Sports matter to people, and being good at them gives you the ability to affect social conversations and push for social progress. Take a look at this letter, signed by, among others, a UNC athlete. Sports are something we can and do rally behind in order to more easily understand the world around us, and it’s something that UNC has done and continues to do with its unique platform. Just another way that the University and its athletics continue to be a force for good.

Anyway, then, winter/spring rolls around, and around Chapel Hill, that primarily means one thing: Basketball. We have of course covered the men’s team extensively on this site, but 27 games in, they’ve only lost five games and are coming off an absolutely dominant performance against a top-15 team. In case I need to remind you, this is coming off of a year where the team went to the national championship, and under the cloud of NCAA shenanigans kind of like those that fans of a certain semi-rival school like to claim have single-handedly continued to hamstring their program for the past 25 years.

The women’s team isn’t doing as well as they might like to be this year, especially in conference play. Nevertheless, they have a win over ranked NCSU, and still have a coach in Sylvia Hatchell who has amassed nearly 1000 wins in the NCAA without being at one of the NCAA women’s basketball traditional powers. Even though the team isn’t excellent, Coach Hatchell gives us somebody there to look up to.

And now that the spring season is starting, even more Tar Heel teams are making their presences felt. The baseball team is ranked #13 to start the season, has a projected top-5 pick in JB Bukauskas, and started the season with two wins against a strong Kentucky team. Men’s lacrosse is ranked #2 in the nation and is currently 3-0. Women’s lacrosse is #1. Men’s tennis is #5, and women’s tennis is #2. It’s like a constant onslaught of greatness.

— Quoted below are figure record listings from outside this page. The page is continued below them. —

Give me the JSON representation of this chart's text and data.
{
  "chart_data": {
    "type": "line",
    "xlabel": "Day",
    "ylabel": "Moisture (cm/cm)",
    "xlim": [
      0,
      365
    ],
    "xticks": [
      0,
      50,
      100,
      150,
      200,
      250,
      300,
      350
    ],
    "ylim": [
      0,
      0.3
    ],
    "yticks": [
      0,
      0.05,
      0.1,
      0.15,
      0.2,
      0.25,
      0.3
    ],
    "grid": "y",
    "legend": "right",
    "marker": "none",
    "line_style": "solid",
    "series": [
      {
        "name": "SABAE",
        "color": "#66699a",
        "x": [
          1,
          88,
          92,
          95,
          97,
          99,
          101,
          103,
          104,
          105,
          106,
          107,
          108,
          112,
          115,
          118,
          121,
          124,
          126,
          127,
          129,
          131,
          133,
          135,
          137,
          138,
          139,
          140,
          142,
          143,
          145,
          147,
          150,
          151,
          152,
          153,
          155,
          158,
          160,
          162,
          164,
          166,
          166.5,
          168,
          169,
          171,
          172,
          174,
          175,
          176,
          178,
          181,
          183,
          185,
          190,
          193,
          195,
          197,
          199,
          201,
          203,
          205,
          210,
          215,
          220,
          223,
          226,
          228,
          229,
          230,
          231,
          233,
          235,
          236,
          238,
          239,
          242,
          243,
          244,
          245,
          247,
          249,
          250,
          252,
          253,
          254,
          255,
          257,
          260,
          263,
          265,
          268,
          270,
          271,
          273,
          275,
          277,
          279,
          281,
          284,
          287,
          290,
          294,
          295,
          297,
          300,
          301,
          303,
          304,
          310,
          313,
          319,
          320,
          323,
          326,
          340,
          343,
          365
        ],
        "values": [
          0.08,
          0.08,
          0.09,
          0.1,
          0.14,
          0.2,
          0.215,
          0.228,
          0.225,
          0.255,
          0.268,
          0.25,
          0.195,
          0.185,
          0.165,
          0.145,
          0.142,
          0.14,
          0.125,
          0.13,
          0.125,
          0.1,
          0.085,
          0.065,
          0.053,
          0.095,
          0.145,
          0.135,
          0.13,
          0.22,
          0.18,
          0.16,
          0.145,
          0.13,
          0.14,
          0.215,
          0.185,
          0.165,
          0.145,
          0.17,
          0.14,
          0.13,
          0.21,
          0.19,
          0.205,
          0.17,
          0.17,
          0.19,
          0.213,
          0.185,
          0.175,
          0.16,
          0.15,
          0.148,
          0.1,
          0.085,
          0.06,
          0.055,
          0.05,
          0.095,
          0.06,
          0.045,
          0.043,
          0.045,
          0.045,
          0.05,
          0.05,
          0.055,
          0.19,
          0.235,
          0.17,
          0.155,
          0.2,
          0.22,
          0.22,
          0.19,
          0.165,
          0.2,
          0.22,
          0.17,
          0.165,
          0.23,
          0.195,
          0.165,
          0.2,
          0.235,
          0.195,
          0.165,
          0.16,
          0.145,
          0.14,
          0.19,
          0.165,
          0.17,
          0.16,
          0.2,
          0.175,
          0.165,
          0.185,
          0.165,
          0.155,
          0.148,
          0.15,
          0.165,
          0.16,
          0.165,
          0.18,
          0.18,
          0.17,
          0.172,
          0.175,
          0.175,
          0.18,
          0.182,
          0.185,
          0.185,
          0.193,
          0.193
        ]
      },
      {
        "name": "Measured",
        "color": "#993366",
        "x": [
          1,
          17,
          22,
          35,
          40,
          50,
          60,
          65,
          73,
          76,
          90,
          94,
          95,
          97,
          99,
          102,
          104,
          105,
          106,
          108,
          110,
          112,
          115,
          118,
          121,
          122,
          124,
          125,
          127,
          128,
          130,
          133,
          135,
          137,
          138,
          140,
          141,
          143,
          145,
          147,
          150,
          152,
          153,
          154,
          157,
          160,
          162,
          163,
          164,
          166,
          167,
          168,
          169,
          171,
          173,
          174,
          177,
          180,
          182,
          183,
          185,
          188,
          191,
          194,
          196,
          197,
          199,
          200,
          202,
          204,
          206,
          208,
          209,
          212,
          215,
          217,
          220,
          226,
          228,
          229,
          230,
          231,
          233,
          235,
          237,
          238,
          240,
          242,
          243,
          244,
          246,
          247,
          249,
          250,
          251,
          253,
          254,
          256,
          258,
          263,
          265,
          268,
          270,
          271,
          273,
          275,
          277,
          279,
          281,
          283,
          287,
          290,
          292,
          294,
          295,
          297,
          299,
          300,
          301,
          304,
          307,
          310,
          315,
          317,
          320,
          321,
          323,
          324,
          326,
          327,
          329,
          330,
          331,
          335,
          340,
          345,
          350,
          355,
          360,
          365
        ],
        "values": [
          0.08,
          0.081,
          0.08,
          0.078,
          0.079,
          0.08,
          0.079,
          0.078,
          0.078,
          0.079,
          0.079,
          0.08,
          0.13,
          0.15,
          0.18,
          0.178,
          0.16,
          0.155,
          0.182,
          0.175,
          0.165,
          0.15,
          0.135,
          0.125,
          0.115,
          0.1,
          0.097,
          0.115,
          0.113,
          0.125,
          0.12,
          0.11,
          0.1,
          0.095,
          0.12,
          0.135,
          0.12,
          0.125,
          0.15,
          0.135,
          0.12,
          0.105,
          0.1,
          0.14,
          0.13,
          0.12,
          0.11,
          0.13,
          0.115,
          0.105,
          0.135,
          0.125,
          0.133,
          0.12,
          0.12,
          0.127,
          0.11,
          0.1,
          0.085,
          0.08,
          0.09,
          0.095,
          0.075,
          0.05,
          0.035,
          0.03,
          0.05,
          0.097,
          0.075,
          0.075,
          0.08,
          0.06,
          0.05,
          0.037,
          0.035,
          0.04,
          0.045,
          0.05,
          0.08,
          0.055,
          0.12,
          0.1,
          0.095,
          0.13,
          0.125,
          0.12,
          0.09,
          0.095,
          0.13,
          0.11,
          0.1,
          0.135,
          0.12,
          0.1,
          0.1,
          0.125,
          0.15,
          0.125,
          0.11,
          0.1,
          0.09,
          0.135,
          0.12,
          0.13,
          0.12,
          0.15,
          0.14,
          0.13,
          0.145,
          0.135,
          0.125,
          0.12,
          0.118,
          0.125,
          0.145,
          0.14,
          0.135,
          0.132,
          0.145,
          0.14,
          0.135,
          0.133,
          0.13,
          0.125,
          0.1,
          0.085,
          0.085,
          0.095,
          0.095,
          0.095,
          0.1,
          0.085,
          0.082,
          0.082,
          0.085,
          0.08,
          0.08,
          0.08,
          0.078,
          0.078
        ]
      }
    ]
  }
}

Seemingly every time I check on Tar Heel news, a new team is making positive headlines, and to be a part of that in my own small way is awe-inspiring. As a student at the University and as somebody who covers UNC sports, it’s a totally unique feeling to be able to look at my school and see it excel in so many different ways, and have so much potential material to write about. No matter the time of day or year, UNC always seems to have something to make us proud, both in sports and the larger context of the University, and because of that, it has always been, and will forever be, a Great Day to Be a Tar Heel.